La revanche de la nation : Passions politiques en Pologne aujourd’hui 

Marc-Olivier Padis, créée le 10-02-2019

"A un moment où l’on s’interroge sur ce qui va se passer pour les élections européennes, je vous recommande d’aller sur le site de l’institut Jacques Delors et de récupérer un travail réalisé par Aziliz Gouez intitulé « La revanche de la nation : Passions politiques en Pologne aujourd’hui ». C’est une très bonne synthèse sur la stratégie du parti au pouvoir, le PiS (Droit et Justice) à la fois d’un point de vue social et démocratique. Ça n’est pas un discours anti européen qui serait favorable à sortir de l’Europe mais une tentative de développer une nouvelle idée de l’Europe. C’est quelque chose d’assez riche du point de vue idéologique et cela est très éclairant."


Le gang de la clef à molette

Lucile Schmid, créée le 10-02-2019

"Au moment où l’on parle beaucoup de manifestations écologiques ou écologistes, je me suis dit qu’il serait intéressant de relire un grand texte fondateur de l’éco-activisme aux Etats-Unis intitulé Le gang de la clef à molette écrit par Edward Abbey. Ce n’est pas un gang fondamentalement violent mais qui démolit des chantiers de ponts qui détruisent l’Ouest américain.

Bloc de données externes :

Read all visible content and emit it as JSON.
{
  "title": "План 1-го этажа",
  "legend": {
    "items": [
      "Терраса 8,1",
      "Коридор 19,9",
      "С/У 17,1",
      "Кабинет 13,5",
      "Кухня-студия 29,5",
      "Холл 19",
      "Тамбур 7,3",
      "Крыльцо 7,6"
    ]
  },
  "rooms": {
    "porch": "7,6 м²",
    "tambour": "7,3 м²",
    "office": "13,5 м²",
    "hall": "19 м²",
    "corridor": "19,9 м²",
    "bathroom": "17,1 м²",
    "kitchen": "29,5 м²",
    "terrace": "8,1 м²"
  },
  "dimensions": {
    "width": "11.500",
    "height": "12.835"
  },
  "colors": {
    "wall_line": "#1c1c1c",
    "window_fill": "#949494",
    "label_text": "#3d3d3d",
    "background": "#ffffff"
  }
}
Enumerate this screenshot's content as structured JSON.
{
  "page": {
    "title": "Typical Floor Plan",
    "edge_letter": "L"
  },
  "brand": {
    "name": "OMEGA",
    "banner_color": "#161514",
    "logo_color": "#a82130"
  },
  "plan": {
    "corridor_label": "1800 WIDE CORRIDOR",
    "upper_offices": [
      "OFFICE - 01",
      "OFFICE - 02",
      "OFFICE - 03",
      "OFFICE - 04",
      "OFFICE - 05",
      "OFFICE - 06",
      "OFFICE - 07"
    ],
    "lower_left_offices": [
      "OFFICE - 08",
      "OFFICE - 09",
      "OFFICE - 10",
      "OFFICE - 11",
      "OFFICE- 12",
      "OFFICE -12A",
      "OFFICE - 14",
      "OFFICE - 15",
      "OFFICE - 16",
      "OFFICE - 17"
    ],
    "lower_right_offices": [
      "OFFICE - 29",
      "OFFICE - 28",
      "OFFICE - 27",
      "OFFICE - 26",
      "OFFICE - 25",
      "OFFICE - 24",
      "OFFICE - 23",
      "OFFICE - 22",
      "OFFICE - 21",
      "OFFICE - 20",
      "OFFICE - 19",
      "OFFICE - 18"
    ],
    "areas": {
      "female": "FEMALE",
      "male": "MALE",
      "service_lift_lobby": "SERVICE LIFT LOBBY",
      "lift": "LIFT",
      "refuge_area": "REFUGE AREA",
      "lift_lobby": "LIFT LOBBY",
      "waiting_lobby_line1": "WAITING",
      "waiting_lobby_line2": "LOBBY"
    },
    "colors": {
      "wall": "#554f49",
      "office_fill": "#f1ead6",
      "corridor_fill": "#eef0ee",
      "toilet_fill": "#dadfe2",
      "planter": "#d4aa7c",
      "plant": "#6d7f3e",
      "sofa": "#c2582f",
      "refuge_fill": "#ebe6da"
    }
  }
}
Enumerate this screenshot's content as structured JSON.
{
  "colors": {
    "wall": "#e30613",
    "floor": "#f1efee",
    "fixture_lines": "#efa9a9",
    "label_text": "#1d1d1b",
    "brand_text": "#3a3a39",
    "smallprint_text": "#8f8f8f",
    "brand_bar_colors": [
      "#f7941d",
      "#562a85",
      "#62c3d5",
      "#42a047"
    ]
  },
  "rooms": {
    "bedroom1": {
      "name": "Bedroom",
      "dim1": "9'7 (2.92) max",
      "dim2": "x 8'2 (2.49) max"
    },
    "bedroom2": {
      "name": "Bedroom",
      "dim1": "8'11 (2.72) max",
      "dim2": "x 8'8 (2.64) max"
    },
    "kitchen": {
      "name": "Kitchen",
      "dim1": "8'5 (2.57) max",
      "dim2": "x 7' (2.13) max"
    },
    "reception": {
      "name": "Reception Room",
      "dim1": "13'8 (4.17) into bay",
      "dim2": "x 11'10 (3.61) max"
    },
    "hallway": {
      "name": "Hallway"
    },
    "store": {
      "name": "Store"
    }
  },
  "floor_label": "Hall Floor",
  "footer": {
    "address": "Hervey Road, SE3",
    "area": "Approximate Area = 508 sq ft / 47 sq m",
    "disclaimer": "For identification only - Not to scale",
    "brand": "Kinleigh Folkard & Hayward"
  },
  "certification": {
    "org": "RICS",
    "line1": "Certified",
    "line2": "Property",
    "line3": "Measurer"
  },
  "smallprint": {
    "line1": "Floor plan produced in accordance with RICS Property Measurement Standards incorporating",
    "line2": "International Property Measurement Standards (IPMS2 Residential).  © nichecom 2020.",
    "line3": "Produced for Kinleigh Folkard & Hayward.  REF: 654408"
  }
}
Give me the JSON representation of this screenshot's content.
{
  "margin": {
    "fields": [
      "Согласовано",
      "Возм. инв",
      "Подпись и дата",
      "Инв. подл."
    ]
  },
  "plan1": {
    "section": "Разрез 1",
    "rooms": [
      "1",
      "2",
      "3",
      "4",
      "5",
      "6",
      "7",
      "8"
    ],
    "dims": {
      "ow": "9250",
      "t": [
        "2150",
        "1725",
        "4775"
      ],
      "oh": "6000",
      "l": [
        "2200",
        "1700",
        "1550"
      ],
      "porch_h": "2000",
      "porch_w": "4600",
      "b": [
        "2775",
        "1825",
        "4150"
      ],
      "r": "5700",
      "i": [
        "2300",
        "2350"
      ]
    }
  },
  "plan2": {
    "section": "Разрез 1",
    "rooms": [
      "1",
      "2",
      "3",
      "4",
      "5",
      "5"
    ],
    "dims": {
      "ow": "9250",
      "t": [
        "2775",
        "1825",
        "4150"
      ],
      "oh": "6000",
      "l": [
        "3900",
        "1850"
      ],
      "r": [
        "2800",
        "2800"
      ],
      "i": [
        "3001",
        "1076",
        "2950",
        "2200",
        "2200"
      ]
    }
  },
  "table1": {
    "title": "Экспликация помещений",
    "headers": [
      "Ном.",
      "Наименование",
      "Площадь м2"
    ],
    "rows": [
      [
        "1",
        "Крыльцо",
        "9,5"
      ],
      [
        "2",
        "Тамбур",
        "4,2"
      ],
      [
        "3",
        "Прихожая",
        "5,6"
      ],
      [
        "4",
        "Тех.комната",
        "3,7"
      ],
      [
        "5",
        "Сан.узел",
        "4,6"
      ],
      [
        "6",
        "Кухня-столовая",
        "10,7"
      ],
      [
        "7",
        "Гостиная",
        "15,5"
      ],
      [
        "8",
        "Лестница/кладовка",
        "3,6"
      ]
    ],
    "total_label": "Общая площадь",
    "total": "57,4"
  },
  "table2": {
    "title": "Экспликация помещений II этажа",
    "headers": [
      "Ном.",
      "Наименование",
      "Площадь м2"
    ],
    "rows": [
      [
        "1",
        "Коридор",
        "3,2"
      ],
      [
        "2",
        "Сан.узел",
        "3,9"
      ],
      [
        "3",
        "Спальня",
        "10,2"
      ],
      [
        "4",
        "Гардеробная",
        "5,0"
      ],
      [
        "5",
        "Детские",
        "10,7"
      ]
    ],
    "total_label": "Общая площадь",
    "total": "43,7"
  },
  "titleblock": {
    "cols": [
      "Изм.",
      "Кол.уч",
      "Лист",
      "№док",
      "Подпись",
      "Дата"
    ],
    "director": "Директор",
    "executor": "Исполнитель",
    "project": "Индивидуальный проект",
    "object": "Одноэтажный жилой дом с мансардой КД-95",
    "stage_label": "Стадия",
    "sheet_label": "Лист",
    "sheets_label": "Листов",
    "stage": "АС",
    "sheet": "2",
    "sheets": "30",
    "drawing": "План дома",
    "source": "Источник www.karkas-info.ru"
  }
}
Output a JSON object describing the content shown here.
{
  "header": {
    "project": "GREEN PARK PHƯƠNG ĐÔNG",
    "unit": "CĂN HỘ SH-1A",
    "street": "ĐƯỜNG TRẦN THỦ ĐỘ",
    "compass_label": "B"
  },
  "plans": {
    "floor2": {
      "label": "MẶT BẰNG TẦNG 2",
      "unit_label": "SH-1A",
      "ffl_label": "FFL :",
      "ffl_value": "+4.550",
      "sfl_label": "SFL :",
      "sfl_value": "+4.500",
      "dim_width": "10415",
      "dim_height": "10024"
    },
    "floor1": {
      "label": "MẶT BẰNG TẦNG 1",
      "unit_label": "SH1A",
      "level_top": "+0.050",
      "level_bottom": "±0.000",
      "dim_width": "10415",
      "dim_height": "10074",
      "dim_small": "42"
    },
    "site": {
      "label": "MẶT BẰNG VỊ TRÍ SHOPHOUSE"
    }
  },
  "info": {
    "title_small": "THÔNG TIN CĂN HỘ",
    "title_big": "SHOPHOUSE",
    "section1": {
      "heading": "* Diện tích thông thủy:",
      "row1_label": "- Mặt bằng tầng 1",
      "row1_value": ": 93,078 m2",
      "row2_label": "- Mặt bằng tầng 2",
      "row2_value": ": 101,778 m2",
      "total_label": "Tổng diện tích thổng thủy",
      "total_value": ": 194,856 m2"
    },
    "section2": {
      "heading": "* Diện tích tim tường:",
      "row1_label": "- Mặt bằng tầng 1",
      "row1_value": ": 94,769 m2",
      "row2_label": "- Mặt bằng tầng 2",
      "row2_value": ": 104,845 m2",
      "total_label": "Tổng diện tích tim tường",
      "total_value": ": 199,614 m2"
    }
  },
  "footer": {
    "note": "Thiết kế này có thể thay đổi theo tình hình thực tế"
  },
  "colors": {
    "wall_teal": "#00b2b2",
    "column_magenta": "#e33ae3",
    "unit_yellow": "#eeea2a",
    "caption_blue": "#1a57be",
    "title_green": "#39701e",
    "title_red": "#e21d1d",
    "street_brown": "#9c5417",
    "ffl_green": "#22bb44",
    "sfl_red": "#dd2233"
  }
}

Ce sont quatre mousquetaires qui sont tout à fait extraordinaires. Il y a par exemple une femme très belle entourée de trois hommes dont un vétéran de la guerre du Vietnam. Ce sont tous ces grands romans américains où le souffle, la description de la nature, nous emportent très loin de romans français parfois un peu trop nombrilistes. Dans ce souffle, il y a toujours de l’imprévu. Je vous invite à relire ce roman et à retrouver les intuitions des années 1970 car ce qu’il dit aujourd’hui peut s’appliquer à l’aménagement du territoire tel qu’on l’applique toujours. "


Qu'est-ce qu'une saine colère ?

Béatrice Giblin, créée le 10-02-2019

"Je recommanderais cette semaine la lecture de Philosophie magazine : Qu’est-ce qu’une saine colère ? qui est je crois un bon complément à la discussion que nous avons eu. C’est tout un débat de savoir à quoi sert la colère bien sûr. Pour écrire ce numéro, ils ont fait appel à tout un nombre de philosophes concernant l’analyse des gilets jaunes. J’ai été extrêmement intéressée par l’article de Francis Wolff : « Un mouvement antipolitique ou la réinvention d’un nous ? » C’est un texte très court qui donne vraiment à penser. "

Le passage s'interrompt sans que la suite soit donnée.